It was the morning of January 15th, 2011, an ordinary Saturday until I got the call, the call that would change my world forever. The call that would shake the very foundation of my upbringing and leave me numb beyond belief. It was my mother, and before I even said hello, she said to me: “He’s no longer a part of this world!” “Who?” I yelled, “Who?” “John is no longer a part of this world” she repeated. The phone dropped out of my hand and I fell to my knees. I sat there waiting for my brain to process what I had just heard. It wasn’t until moments later that I realized the person who changed my diapers when I was a baby, the person that cried at my graduation, was gone. My oldest brother was gone.

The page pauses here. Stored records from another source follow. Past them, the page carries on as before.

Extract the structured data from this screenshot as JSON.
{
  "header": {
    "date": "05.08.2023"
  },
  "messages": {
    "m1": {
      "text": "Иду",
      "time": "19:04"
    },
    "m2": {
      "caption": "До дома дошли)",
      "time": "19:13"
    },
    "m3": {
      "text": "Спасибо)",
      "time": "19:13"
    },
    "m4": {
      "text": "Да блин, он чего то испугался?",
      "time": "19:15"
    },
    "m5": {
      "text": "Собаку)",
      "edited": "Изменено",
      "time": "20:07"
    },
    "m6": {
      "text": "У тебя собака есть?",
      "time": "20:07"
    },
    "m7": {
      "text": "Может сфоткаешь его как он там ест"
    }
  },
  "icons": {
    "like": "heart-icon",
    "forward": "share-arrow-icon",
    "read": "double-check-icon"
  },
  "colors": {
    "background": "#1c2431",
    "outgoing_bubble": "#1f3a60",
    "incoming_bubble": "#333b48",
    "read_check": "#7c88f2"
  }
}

I have unfortunately seen too much adversity in the past decade. It all began with my parents’ decision to separate after giving life to five boys. It all went downhill from there. One of my brothers is now in prison due to drug abuse. The quicksand that represents the poverty stricken house that we live in pulled him in too deep. Another moved to San Francisco to escape family hardships.Despite being constantly haunted by the dark shadows of my past, I still wake up for that 8:00am organic chemistry lecture. I still go to Jordan High School in Watts to help those who may share the same history as me. I do all this because I was given the chance to. I saw opportunity and grabbed it by the horns. My brother had one wish for me. He wanted me to succeed at UCLA, to prevail over the overwhelming odds put against me and come back to Stockton one day with a stethoscope around my neck. he gave me the courage and confidence I now posses, the characteristics I will use to aid my journey towards becoming a doctor. It is with the aid of the AAP scholarship that I can pursue my lifelong aspiration of making him proud. As he roams the heavens looking down upon me, I will be sure to put a smile on his face when I return home one day, stethoscope and all.
I do what I do because I want to prove that a rose can grow out of concrete!